É meio manjado que, na adolescência, o precoce de corpo chame mais a atenção. É o famigerado fortão e barbudo no meio dos colegas que estão engrossando a voz e ficando felizes com um pelo mais enfático que aparece no queixo. O que eu digo aqui não é científico; é fruto do mais tosco empirismo: o precoce de corpo rapidamente se torna o adulto decadente. Aos 30, ele parece ter quarenta. E por aí vai. O precoce de corpo envelhece que nem cachorro: um ano vale quatro das pessoas comuns.
O precoce esportivo também merece menção. Ele costuma ter um pé e meio na precocidade física. A diferença, o bônus, é que ele usa o arranjo biológico para ser bom pra caramba num esporte. Conheci vários craques de futebol na adolescência. Os que não eram craques cravavam: essa cara vai ser famoso, não tem como não ser. O precoce esportivo até ia fazer teste em time grande. Não conheço ninguém que tenha vingado. Vários desses caras passaram a remoer o seu rancor. Aí vale a máxima: às vezes, ter algum talento é pior do quer ter zero de talento. Sábias palavras.
O precoce intelectual tende a tangenciar a chatice. Bom deixar claro: eu não fui um precoce intelectual. Eu só gostava de ler e de estudar. Eu era tímido. Não ficava levantando a mão o tempo todo para fazer perguntas cabeçudas. Eu gostava de brincar de “Master”, aquele jogo de perguntas e respostas sobre vários assuntos. Eu tive um brinquedo chamado, se não estou enganado, “Químico Júnior”. Eu gostava de fazer “sangue do diabo”. Tudo isso sem fanatismo. Conheci alguns precoces intelectuais. Lamento dizer que, hoje, ao ver seus perfis em redes sociais, percebo que eles deram um cavalo-de-pau e tomaram o rumo da burrice.

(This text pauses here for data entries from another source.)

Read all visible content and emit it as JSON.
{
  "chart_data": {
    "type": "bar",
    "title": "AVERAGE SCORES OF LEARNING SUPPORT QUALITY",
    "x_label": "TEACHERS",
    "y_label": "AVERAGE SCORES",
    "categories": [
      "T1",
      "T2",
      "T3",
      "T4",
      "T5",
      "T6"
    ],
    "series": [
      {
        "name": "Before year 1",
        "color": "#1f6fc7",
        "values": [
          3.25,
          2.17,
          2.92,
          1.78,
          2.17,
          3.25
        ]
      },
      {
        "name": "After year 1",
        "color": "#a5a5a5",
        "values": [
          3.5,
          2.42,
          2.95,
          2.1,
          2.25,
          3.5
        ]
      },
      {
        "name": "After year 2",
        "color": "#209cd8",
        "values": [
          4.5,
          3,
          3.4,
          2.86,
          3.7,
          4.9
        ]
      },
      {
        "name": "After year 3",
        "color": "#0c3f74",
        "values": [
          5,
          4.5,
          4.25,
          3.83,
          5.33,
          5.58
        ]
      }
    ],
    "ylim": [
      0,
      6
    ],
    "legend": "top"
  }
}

Naqueles tempos anos 80, anos 90 -, a precocidade não era estimulada pelos pais. Posso estar enganado, mas não era mesmo. Que coisa interessante: os adultos não se metiam muito nas nossas vidas. Claro que não éramos abandonados às intempéries, como se estivéssemos num filme de Werner Herzog. É que, sei lá, a fronteira entre o território das crianças e o território dos adultos era mais rigorosa. Bons tempos aqueles. Hoje, não sei se a pessoa é pai da criança ou se é coach do pimpolho. Num cenário desses, a criança precoce é estimulada avidamente. Pobre criança.
Por essas e outras, quando vejo no espelho minha barba cheia de falhas, suspiro aliviado: não ter sido precoce tornou a minha existência mais leve.